Region-wide, however, the bigger culprit is farming. Several of the Arab world’s most populous states—including Egypt, Iraq, and Saudi Arabia—pour huge volumes of water into agriculture that doesn’t feed their populations. Big agribusinesses tend to favor cash crops for export, including water-intensive products like berries and avocados. Smaller farmers struggle to survive, while also losing water to leaky infrastructure and outdated flood irrigation.

This problem, too, has roots in twentieth century state-building. Flush with a mix of oil wealth and Cold War aid, nationalist Arab regimes flexed their muscles through hydraulic megaprojects: from Gamal Abdel Nasser’s Aswan High Dam to Syria’s Lake Assad, Saddam Hussein’s Mosul Dam, and Muammar al-Gaddafi’s Great Man-Made River.
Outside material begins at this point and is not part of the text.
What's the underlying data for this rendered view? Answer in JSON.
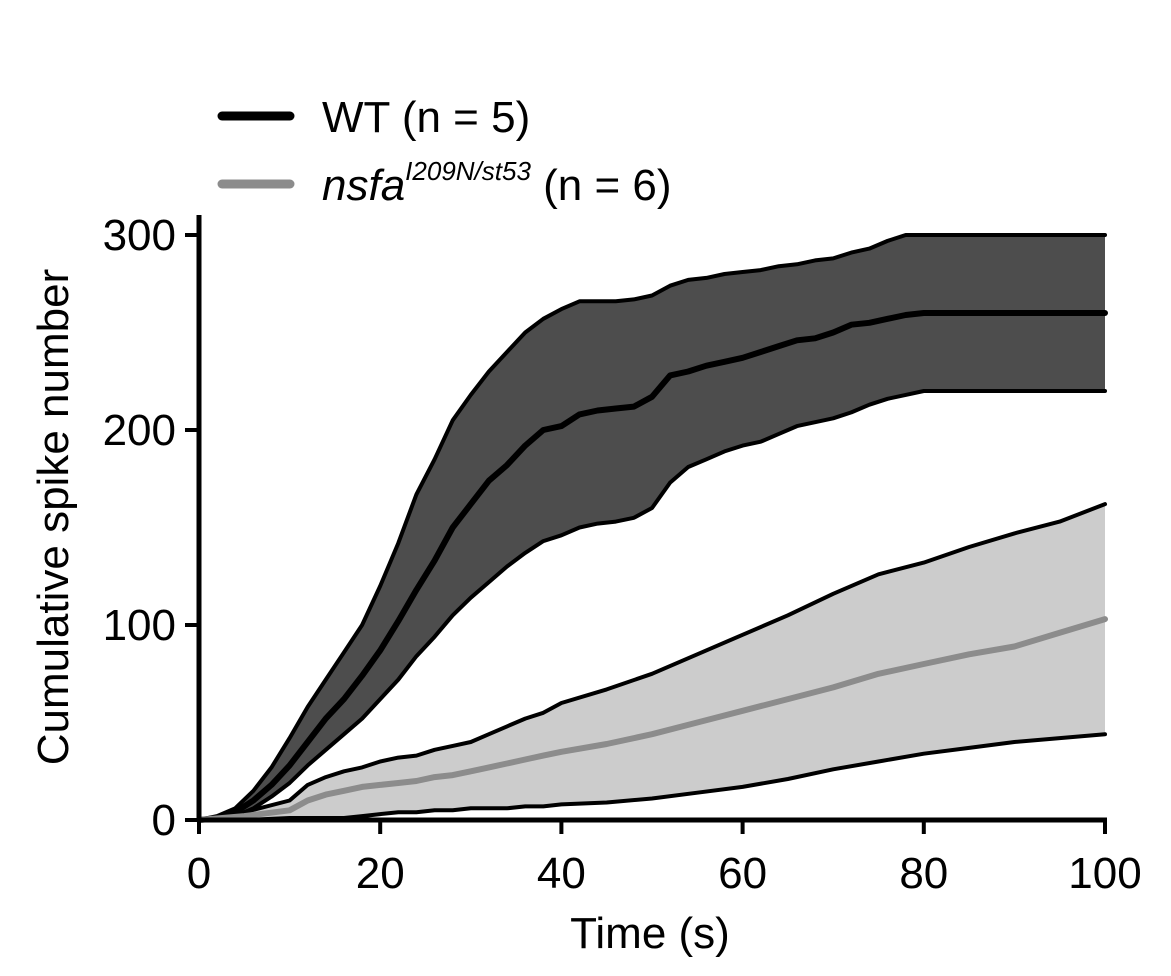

Improved irrigation infrastructure, combined with agricultural lending and the spread of diesel pumps, enabled a shift from rainfed farming toward year-round cultivation—typically through flood irrigation. Those water-intensive methods have endured, even in places where infrastructure is crumbling and state support drying up.

For all they invested in plumbing scarce water, the same governments did little to build modern, diversified economies. Indeed, even as the region’s oil wealth fed industrial economies in Europe, Asia, and North America, back home it mostly fed swollen bureaucracies and kleptocratic elites.


That’s not to say industrialization would solve the region’s environmental or economic woes. Just take Lebanon or Iraq, whose comparatively high rates of industrial water use have mostly enriched elites and despoiled the earth. But industry’s absence reflects a broader sticking point: The region’s economies remain both wasteful and unproductive, exporting raw materials and importing everything else. This imbalance relates, in part, to a long history of colonization. But it also reflects the failure of today’s regimes, and their foreign backers, to harness the region’s resources to the benefit of its people. That includes oil and gas, of course, but also water, soil, and sun. As populations bulge and water supply shrinks, the need for a new approach is more urgent than ever.

24 March 2025

Alex Simon is Synaps' research director. Monica Basbous is a consultant with Synaps.